How much can I expect to save?
Typical clients reduce AI spend by 30-60% in the first engagement. Model and token optimisation alone can cut costs by 40-70% without affecting output quality. Infrastructure changes (self-hosted inference, spot instances, cross-cloud arbitrage) often add another 20-40% on top. Every engagement starts with a baseline audit so savings are measured, not estimated.
How long does an AI cost optimisation engagement take?
A focused spend audit and optimisation roadmap typically takes 2-4 weeks. Implementation of high-impact changes depends on scope — model routing and prompt optimisation can roll out in days, while infrastructure migration (e.g., moving to self-hosted inference) may take 2-4 weeks. We also offer a rapid 1-week assessment for organisations that need quick visibility on spending.
Do you work with any AI platform or provider?
Yes. We are vendor- and platform-agnostic. We optimise costs across OpenAI, Anthropic, Google Gemini, AWS Bedrock, Azure OpenAI, together.ai, self-hosted models, and any other provider in your stack. Our recommendations are based purely on cost, quality, and latency trade-offs for your specific workloads — not on partnerships or commissions.
What is shadow AI and why does it matter?
Shadow AI refers to AI tools, API subscriptions, and model usage that teams adopt without IT or procurement oversight. In most organisations, this accounts for 30-50% of total AI spend. It creates security, compliance, and cost risks — especially under regulations like the Vietnam AI Law. Our audit process discovers shadow AI and brings it under governance without disrupting team productivity.
Do you also implement the optimisation changes?
Yes. Many clients start with an audit and roadmap, then engage us to implement the highest-impact changes — model routing systems, prompt optimisation, caching infrastructure, or self-hosted inference deployment with Rust engines (Candle, xinfer). The audit phase is always optional and independent; there is no obligation to continue with implementation.
How is this different from your AI Strategy service?

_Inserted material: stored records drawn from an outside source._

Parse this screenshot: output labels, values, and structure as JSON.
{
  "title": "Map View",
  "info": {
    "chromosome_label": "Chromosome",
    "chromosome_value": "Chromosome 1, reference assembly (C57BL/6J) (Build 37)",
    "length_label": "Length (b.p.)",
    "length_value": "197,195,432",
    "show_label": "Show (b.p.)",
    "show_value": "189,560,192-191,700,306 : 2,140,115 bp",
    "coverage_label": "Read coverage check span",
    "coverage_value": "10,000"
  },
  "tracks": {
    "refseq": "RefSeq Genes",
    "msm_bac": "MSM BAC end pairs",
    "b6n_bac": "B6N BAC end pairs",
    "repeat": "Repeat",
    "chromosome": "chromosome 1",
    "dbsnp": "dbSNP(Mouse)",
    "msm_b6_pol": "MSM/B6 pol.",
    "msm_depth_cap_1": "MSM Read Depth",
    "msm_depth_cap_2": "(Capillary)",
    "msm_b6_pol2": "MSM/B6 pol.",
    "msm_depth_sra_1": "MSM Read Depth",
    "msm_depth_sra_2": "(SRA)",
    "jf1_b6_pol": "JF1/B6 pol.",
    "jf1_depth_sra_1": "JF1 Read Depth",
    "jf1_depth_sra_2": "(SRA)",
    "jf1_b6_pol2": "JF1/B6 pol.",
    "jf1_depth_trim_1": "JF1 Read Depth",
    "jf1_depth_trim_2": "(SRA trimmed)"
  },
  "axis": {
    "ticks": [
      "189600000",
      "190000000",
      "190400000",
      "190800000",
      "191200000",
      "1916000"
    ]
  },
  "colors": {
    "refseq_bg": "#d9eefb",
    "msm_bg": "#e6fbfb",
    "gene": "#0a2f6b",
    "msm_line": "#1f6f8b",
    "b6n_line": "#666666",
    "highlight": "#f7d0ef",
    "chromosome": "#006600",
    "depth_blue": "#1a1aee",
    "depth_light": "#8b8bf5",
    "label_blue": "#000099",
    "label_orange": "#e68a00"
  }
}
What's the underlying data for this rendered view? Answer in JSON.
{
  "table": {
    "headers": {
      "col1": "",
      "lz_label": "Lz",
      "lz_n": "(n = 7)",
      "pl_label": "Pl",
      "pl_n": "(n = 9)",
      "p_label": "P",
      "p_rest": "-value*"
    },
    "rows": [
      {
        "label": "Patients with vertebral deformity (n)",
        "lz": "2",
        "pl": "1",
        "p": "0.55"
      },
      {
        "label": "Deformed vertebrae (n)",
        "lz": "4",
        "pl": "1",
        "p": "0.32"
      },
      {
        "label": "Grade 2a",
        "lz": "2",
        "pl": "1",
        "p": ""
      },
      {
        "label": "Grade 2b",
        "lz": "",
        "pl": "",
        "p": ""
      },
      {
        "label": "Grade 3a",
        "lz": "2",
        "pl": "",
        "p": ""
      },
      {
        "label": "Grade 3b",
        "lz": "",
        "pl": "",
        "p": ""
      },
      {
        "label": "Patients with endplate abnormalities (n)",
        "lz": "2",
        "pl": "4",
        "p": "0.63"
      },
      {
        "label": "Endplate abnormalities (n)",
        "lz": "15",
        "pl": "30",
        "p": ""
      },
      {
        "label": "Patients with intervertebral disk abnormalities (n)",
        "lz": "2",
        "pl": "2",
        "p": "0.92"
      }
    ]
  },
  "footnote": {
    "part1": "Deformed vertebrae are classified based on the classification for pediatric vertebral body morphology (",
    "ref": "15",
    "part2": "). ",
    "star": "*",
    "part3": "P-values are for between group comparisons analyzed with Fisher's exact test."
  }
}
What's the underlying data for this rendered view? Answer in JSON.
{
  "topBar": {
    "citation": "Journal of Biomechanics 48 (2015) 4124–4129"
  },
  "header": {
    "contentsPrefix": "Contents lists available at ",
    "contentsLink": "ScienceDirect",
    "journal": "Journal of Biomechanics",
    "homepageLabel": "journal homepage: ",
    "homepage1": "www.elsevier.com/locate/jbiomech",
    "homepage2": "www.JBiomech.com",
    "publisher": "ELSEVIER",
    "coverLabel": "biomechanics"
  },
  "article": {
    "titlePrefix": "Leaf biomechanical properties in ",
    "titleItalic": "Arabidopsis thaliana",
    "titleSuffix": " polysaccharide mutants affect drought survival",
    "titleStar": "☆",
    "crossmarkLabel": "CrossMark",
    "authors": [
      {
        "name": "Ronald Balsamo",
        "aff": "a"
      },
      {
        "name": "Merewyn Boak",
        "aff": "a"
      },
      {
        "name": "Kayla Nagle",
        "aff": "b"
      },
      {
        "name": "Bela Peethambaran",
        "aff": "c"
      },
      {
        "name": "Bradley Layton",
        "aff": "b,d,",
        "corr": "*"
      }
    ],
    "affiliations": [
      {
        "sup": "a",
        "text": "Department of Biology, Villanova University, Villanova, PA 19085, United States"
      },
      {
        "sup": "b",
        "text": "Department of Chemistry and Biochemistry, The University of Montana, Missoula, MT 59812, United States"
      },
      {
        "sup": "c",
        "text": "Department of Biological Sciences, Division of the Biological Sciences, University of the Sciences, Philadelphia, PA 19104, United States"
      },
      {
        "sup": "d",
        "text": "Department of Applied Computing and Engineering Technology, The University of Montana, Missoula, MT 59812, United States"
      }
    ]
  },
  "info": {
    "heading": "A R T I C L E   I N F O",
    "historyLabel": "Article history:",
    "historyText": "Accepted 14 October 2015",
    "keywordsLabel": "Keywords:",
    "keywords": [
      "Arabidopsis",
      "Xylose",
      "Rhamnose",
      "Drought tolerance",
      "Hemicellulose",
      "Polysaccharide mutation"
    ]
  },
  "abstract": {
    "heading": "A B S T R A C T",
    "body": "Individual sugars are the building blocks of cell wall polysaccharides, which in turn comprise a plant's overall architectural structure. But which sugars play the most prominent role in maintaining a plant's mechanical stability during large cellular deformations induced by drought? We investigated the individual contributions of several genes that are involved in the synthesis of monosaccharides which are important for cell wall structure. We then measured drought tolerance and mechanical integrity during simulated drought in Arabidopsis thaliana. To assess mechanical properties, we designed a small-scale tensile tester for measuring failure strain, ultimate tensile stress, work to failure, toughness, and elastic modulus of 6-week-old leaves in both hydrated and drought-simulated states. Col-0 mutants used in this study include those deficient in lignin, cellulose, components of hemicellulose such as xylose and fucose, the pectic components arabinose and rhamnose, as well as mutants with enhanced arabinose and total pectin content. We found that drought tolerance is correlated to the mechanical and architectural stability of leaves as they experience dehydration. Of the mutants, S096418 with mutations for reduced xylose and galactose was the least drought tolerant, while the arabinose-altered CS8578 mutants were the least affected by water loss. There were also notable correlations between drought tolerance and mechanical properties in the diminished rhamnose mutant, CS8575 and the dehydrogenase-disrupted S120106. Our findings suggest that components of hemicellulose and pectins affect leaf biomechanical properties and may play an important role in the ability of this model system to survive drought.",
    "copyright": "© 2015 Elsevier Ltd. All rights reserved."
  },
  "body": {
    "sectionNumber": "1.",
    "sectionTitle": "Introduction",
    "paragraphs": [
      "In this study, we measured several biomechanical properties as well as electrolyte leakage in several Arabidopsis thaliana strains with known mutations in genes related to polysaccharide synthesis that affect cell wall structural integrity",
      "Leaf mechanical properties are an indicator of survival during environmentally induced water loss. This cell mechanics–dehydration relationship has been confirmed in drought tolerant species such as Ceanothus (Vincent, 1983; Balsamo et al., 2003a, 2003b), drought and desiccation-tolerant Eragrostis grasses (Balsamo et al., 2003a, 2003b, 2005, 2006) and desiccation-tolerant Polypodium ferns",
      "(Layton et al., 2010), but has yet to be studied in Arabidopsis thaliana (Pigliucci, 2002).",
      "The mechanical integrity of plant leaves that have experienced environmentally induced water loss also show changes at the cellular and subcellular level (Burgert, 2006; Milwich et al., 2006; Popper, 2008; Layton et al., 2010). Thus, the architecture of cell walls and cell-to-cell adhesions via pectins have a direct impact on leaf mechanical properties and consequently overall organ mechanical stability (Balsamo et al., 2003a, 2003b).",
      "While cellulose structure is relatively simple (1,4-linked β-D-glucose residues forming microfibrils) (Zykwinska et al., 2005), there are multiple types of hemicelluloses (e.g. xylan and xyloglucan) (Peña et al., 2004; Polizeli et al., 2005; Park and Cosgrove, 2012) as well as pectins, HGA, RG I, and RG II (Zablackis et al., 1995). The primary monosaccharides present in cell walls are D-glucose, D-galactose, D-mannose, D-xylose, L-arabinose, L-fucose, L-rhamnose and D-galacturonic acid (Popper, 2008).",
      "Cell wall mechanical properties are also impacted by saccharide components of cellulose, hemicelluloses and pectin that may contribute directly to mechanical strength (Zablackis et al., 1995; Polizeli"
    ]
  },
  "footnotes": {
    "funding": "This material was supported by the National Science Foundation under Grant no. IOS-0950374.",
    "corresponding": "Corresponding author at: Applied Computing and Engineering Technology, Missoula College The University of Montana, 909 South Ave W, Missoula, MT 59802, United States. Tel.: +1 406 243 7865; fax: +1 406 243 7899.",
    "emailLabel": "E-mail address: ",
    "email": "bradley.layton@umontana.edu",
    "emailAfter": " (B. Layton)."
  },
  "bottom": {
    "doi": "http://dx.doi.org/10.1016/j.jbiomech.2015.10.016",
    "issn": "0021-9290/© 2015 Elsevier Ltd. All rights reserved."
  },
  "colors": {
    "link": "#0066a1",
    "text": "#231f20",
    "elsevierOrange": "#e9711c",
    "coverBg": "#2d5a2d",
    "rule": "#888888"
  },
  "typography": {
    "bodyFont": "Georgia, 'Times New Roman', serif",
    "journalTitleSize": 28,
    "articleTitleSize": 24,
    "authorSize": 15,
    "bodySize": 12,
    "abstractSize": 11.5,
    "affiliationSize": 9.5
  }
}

AI Strategy focuses on identifying where to apply AI for maximum business value — use case selection, roadmap development, build-vs-buy analysis. AI Cost Optimization focuses on maximising efficiency of existing AI investments — reducing waste, right-sizing models, and optimising infrastructure. They complement each other: Strategy tells you what to build, Cost Optimization tells you how to run it efficiently. Many clients do both.